Dozens of disgruntled renters from across the city rallied outside Barclays Center on Sept. 22 demanding lawmakers protect them from high rents, eviction, and landlord harassment, then held a “funeral procession” mourning the sad state of the city’s housing stock.
The ralliers chose Kings County as their battleground because so many longtime locals are hurting from the impact of gentrification over the past decade that has made Brooklyn one of most expensive housing markets in the country, according to one organizer.
“Brooklyn has for the last 10 years has become a brand in and of itself, so we’ve seen hundreds of thousands of people move into the borough,” said Michael Higgins Jr., a community organizer with activist group Families United for Racial and Economic Equality. “People feel it and that’s why they’re out there.”
After assembling outside the stadium, the protesters stormed through the surrounding neighborhoods with placards in the shape of tombstones and coffins, making stops at new Downtown luxury housing complex City Point and the Brooklyn Housing Court, before finishing up at the Gowanus Houses.
The rally was just one of many that took place across the country on Thursday as part of the Renter’s Day of Action — a movement demanding a nation-wide freeze on rents and “unjust” evictions, for all foreclosed homes be turned into affordable housing, and for stronger laws protecting tenants’ right to organize without being harassed by their landlords.

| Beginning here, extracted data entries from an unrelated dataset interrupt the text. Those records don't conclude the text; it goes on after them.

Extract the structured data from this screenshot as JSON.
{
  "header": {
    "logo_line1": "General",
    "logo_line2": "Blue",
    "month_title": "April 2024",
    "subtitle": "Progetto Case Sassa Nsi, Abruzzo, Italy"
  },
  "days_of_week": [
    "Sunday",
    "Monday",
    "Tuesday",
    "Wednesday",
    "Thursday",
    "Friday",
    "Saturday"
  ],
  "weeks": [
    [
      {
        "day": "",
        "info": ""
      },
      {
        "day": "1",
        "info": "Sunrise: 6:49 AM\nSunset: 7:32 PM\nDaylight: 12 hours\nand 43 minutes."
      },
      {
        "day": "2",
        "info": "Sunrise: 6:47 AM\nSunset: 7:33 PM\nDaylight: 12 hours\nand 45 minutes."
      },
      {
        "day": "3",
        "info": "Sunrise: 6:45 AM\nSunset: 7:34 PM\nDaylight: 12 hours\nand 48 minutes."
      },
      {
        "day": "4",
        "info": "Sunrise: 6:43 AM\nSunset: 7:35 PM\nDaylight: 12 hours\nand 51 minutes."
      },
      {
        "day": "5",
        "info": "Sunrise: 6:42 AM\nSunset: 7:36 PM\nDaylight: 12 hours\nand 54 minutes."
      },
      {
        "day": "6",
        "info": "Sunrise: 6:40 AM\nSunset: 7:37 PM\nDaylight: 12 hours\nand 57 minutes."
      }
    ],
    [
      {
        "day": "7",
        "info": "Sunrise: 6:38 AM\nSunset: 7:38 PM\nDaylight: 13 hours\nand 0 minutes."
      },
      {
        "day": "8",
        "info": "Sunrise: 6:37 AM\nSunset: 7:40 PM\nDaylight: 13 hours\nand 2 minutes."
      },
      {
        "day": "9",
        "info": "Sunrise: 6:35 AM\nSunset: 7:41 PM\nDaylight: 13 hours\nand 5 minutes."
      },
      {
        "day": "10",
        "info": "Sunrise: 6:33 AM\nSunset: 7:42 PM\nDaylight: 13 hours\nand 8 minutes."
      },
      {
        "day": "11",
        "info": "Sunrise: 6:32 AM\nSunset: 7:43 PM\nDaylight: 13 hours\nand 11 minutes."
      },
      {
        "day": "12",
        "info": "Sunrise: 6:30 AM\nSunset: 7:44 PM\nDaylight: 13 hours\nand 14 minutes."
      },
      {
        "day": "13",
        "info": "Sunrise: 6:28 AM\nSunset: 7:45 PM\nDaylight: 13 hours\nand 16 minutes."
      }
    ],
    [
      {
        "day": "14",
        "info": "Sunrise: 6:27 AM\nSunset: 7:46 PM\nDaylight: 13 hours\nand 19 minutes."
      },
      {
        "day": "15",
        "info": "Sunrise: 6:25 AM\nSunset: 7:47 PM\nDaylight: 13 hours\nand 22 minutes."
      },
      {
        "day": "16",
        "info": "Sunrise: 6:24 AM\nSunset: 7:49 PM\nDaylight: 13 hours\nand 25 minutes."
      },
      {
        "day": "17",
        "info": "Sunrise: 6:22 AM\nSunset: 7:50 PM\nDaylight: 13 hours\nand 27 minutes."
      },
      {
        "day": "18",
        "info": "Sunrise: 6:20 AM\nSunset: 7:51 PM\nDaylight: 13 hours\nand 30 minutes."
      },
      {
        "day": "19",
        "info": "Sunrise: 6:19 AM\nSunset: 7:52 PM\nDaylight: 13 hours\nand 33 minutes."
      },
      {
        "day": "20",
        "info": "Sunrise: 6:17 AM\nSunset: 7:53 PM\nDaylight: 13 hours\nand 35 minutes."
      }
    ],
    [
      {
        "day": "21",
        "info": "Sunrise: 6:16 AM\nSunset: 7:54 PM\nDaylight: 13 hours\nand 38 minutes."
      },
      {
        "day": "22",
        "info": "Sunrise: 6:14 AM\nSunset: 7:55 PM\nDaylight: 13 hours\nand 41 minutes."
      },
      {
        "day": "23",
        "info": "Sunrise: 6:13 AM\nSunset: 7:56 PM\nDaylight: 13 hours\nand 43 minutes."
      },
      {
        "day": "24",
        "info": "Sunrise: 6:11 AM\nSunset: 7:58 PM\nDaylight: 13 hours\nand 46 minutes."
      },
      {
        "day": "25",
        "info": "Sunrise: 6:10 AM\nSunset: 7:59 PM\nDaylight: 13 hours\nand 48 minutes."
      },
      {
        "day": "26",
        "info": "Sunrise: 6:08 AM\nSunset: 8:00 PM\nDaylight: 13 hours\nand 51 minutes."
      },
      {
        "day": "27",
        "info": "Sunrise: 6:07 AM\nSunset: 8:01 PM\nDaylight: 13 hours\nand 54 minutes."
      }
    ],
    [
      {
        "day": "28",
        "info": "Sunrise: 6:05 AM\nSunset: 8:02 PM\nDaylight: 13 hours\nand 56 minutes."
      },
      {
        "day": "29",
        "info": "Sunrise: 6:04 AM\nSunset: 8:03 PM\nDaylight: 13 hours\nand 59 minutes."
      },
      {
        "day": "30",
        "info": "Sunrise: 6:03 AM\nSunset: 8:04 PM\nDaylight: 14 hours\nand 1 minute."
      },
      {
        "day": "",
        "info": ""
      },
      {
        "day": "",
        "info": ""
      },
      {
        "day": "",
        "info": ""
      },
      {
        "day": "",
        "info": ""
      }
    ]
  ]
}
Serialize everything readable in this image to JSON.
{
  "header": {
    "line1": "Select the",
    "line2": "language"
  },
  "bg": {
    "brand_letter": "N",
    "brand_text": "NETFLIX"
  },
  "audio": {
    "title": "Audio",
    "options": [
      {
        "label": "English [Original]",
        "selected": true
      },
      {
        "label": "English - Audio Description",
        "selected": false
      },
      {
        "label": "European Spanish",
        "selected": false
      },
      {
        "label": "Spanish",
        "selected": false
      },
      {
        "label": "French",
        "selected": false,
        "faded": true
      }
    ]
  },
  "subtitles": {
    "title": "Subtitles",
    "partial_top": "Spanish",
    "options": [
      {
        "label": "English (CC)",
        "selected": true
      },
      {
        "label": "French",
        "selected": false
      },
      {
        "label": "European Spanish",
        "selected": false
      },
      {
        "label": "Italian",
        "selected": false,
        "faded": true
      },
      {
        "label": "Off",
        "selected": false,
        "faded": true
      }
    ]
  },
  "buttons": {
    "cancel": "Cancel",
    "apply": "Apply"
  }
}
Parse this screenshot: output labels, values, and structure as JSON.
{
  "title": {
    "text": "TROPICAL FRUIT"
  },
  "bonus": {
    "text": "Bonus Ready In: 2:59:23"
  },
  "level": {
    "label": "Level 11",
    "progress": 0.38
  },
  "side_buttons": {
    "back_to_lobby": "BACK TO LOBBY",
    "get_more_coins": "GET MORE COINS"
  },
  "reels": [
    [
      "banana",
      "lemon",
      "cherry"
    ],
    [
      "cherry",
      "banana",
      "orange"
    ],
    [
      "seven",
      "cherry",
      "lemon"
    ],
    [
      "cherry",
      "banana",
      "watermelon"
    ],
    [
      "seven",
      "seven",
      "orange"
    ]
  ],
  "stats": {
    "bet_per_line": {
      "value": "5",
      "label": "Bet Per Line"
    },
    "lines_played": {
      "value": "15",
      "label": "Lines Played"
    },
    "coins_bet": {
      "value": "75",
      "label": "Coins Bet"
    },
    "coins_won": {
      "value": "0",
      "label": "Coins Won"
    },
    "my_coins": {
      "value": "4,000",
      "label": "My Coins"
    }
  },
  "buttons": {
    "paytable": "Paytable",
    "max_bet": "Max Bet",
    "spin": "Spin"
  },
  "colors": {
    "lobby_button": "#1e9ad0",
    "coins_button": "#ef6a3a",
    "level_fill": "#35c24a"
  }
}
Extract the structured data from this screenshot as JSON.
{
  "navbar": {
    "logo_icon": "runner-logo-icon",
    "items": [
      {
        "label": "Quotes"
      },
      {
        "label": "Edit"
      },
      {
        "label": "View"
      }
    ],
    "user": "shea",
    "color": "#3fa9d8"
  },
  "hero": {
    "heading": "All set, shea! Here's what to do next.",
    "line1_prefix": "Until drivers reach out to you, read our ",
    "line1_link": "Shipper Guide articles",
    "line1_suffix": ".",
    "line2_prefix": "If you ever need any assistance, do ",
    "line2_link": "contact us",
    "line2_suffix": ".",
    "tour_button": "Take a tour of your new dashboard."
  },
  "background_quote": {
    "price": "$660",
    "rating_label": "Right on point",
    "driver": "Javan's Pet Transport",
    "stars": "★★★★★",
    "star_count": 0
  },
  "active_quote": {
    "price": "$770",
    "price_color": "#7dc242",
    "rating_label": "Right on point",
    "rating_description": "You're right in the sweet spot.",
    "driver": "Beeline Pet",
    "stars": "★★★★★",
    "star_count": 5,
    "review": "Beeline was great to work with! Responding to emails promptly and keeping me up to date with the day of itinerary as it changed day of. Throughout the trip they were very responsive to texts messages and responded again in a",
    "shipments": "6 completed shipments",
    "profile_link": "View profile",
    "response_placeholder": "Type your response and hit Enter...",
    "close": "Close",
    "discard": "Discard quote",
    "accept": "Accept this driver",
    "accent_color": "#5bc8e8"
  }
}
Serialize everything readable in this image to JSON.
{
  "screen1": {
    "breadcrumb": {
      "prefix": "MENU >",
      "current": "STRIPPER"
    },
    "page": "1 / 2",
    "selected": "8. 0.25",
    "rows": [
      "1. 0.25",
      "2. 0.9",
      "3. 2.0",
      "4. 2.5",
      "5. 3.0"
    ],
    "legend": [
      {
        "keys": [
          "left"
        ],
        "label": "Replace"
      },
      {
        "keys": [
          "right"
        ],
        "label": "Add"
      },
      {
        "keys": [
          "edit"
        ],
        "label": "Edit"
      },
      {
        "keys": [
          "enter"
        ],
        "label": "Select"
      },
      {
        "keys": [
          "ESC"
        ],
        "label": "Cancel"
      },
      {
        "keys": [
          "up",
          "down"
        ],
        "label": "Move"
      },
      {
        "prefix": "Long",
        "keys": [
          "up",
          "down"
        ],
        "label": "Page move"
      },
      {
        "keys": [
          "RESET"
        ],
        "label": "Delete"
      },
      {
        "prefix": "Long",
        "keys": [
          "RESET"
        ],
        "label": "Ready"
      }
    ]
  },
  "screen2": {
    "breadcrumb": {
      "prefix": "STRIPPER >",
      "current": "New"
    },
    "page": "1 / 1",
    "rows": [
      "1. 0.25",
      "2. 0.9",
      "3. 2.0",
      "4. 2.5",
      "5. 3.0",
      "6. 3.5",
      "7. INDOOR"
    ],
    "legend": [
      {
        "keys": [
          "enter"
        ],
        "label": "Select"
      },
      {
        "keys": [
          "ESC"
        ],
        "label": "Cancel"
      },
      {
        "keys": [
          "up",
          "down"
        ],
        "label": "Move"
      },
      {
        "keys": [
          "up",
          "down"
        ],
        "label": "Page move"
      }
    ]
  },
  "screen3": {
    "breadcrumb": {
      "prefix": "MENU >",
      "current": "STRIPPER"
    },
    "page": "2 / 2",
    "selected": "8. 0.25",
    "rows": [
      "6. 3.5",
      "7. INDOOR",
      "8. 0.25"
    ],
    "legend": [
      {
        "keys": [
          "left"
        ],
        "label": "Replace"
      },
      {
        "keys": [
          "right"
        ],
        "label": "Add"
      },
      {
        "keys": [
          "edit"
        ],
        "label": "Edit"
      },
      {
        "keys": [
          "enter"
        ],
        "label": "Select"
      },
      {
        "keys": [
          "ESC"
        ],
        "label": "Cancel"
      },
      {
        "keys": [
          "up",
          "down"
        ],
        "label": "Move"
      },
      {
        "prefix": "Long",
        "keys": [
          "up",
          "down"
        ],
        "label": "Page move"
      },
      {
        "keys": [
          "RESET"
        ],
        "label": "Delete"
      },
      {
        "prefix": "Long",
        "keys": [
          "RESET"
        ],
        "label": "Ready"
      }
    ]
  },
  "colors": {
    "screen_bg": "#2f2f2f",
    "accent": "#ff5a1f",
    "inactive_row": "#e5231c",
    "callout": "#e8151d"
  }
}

And if the rabble-rousers didn’t achieve their lofty goals, their demonstration at least gave heart to the victims of slumlords who are fighting to stay in their homes, one ringleader said.
“I hope it gives everybody hope,” said Park Slope rabble rouser Rev. Billy Talen, head of anti-consumerism group the Church of Stop Shopping. “The landlords and their lawyers are sometimes very mean-spirited and put false announcements on their doors and intimidate older folks into believing they must give up. But when they have people as you can see of all races and ages, of all genders, of all persuasions, when they see our good feelings, they then will have hope themselves and contact somebody and find out their landlord was bluffing.”